Quel rôle pour la réforme des retraites de 2023 ?
La Dares met en relation cette hausse et les réformes successives des retraites qui ont progressivement allongé les durées de cotisation puis reculé l’âge d’ouverture des droits. En particulier, les générations nées en 1962, 1963 et 1964 — premières pleinement concernées par le recul de l’âge effectif de départ — sont davantage en emploi entre 60 et 64 ans que les générations précédentes qui n’étaient pas, ou seulement partiellement, impactées.
« Le taux d’emploi des seniors continue d’augmenter et se situe à un niveau historique »
Un contraste marqué à partir de 60 ans
Malgré ces gains, la situation reste contrastée : à partir de 60 ans, le taux d’emploi décroche fortement. Environ un quart des seniors de cette tranche d’âge ne sont ni en emploi ni à la retraite. Cette période d’entre-deux traduit des trajectoires diverses : départs anticipés, chômage, inactivité pour raisons de santé ou autres motifs.
- 61,7% : taux d’emploi des 55-64 ans en 2025.
- +8,2 points : évolution du taux d’emploi des 60-64 ans.
- +2,5 points : évolution pour les 55-59 ans.
- ~25% : part des seniors de plus de 60 ans ni en emploi ni en retraite.
Causes et conséquences
Une étude complémentaire de la Dares, publiée en avril 2026, précise que les personnes de plus de 60 ans qui ont quitté le marché du travail sont souvent au chômage ou inactives pour des raisons de santé. Ces motifs pèsent sur les parcours de fin de carrière : une partie des salariés n’atteint pas l’âge effectif de départ et peut subir une baisse de revenus ou des parcours hachés avant l’ouverture des droits. Pour les pouvoirs publics et les partenaires sociaux, il s’agit d’un double défi : maintenir l’emploi des seniors qui le peuvent, tout en renforçant les dispositifs de prévention, d’aménagement des postes et d’accompagnement pour ceux qui s’en éloignent précocement.

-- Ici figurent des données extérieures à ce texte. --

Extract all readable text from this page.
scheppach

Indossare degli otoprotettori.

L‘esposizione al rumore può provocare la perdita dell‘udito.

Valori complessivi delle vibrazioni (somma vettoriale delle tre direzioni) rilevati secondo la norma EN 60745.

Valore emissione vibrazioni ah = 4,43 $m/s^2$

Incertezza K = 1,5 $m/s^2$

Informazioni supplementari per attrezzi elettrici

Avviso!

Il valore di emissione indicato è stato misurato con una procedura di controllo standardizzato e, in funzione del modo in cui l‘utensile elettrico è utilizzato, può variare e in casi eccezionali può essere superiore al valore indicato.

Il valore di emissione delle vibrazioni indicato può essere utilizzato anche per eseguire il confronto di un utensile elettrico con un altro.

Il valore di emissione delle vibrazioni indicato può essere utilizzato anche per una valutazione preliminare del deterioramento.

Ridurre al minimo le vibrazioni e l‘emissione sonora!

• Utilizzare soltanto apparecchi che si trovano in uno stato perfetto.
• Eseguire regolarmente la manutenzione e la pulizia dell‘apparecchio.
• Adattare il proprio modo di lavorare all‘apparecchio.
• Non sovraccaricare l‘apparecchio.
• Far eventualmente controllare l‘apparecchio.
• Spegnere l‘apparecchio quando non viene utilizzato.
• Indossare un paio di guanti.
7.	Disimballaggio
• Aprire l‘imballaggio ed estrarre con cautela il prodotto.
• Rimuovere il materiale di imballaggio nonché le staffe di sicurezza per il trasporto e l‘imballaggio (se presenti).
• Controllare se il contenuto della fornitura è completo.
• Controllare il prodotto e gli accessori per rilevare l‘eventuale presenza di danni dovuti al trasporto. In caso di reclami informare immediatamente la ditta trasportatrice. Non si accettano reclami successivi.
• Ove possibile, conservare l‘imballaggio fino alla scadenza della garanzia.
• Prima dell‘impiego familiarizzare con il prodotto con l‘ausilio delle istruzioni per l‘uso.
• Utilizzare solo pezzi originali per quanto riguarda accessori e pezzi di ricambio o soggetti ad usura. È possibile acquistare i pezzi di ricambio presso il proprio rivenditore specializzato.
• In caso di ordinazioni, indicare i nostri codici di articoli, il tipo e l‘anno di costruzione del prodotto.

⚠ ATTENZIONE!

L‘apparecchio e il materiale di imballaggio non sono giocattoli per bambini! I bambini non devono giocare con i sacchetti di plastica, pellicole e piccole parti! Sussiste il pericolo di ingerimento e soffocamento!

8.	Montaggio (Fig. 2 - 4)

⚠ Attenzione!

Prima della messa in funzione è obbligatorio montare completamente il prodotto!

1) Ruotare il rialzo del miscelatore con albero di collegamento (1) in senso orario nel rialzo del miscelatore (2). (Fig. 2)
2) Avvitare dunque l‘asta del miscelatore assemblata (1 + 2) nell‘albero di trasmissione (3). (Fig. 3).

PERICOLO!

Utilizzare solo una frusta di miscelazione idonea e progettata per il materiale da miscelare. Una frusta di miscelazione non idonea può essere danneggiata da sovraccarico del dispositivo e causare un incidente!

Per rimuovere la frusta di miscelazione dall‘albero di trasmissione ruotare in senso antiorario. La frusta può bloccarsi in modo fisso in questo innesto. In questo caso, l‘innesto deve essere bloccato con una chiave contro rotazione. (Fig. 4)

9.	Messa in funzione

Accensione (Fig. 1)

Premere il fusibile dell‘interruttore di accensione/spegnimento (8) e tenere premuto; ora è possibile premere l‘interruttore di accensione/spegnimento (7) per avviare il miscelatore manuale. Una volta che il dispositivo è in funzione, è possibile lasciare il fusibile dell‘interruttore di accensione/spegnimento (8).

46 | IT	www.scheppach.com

Enjeux pour l’avenir et calendrier
La Dares note aussi l’effet temporel des réformes récentes : la suspension prévue de certaines dispositions de la réforme de 2023 à compter du 1er septembre 2026 peut modifier les incitations au maintien en emploi pour les générations concernées. Reste que les tendances observées en 2025 montrent que les ajustements structurels sur l’âge et la durée de cotisation pèsent déjà sur les comportements de fin de carrière.
| Indicateur | Valeur |
|---|---|
| Taux d’emploi 55-64 ans (2025) | 61,7% |
| Évolution 60-64 ans | +8,2 points |
| Évolution 55-59 ans | +2,5 points |
En synthèse, la hausse du taux d’emploi des seniors est une réalité chiffrée. Mais derrière le record se profile une fragilité : l’entrée dans les âges proches de la retraite s’accompagne encore d’un risque élevé d’inactivité ou de chômage, souvent lié à l’état de santé, et qui pèse sur la capacité à convertir ces années travaillées en droits utiles au moment du départ à la retraite.